Following the Prussian Concordat (German: Preußenkonkordat) of 1929, some Catholic dioceses and jurisdictions in Northern, Middle and Eastern Germany had been reorganised. In 1930, the Apostolic Administration of Tütz was reconstituted as the Territorial Prelature of Schneidemühl (German: Freie Prälatur Schneidemühl, Polish: Prałatura Pilska, existing until 1972, and from 1945 under apostolic administrators) with Kaller being promoted to prelate.
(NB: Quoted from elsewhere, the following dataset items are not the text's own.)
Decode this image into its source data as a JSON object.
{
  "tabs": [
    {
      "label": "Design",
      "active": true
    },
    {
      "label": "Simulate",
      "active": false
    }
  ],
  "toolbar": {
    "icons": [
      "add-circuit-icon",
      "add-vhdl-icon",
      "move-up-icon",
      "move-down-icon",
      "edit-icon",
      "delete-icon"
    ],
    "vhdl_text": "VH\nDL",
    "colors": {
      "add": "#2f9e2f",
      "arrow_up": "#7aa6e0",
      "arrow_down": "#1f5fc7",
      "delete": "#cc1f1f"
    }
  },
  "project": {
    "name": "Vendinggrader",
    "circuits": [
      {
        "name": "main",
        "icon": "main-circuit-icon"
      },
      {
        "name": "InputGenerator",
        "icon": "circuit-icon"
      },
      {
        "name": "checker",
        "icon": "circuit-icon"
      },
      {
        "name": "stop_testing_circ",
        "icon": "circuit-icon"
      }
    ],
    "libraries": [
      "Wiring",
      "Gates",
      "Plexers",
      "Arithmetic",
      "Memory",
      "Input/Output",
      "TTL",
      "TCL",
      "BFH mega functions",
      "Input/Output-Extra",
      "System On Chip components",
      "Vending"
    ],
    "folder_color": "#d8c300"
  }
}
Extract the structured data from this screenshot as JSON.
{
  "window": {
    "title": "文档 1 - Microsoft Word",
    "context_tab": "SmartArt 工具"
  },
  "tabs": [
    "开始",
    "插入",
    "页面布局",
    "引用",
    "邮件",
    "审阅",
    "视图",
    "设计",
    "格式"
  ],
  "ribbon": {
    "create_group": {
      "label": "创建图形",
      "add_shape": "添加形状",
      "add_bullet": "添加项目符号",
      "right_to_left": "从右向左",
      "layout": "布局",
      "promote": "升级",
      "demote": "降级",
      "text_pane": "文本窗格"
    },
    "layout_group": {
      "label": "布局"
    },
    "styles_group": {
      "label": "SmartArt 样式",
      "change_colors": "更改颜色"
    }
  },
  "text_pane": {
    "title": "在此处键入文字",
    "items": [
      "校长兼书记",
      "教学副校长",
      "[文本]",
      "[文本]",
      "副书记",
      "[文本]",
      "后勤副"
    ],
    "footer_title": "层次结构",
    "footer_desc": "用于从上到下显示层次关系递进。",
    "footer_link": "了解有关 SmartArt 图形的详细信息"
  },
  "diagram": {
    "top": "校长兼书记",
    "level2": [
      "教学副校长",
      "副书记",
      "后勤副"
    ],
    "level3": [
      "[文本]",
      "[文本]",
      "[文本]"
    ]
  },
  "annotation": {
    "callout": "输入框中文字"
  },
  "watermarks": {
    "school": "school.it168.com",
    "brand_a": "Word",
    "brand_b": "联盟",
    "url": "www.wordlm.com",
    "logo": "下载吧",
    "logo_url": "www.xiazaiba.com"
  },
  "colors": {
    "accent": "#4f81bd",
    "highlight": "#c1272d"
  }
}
On 2 September 1930, Kaller was invested as bishop of the Roman Catholic Diocese of Ermland (an archdiocese since 1992) by Pope Pius XI and consecrated in Schneidemühl, afterwards taking the episcopal see in Frauenburg (today's Frombork).[4] Franz Hartz succeeded Kaller as Prelate of Schneidemühl.

Grave of Maximilian Kaller – with bishop Adolf Kindermann in Königstein im Taunus

From 1925, Ermland diocese comprised all of the Prussian Province of East Prussia in its borders of 1938. In the year of Kaller's investiture, his diocese, which had turned exempt in 1566 when its original metropolitan Archbishopric of Riga, had become Lutheran and was de jure dissolved, became again suffragan to an archdiocese. Ermland diocese, together with the new Berlin diocese and Schneidemühl prelature joined the new Eastern German Ecclesiastical Province (German: Ostdeutsche Kirchenprovinz) under the newly elevated Metropolitan Archbishop Adolf Bertram of Breslau.

In 1932, Kaller consecrated the new diocesan seminary for priests in Braunsberg in East Prussia (today's Braniewo). Under his jurisdiction, Ermland diocese issued a new diocesan hymnal and a diocesan ritual (cf. Rituale Romanum) in Latin and the three native languages of the diocesan parishioners (German, Lithuanian and Polish).[1] Kaller was also appointed apostolic visitator to the then 8,000 Catholic faithful in Memelland, a Lithuanian-annexed formerly East Prussian area, whose then four Catholic parishes had been seceded from Ermland diocese and subsequently formed part of the Territorial Prelature of Memel (Klaipėda)]], German: Freie Prälatur Memel; Lithuanian: Klaipėdos prelatūra; Latin: Praelatura Territorialis Klaipedensis) existing between 1926 and 1991.[1]

Kaller and other members of the German Catholic and Protestant Churches formulated their opposition to the policy of Nazi mysticism early on (cf. Struggle of the churches). German clergy who opposed Adolf Hitler or supported refugees were strongly persecuted under the Nazi dictatorship. On 10 June 1939, Pope Pius XII appointed Kaller apostolic administrator of the Territorial Prelature of Memel, after Lithuania had ceded Memelland under German pressure to Nazi Germany in March the same year.[4] In 1942, Kaller applied to Nuncio Cesare Orsenigo to resign from episcopate in order to administer services at Theresienstadt, but his wish was not granted.[1]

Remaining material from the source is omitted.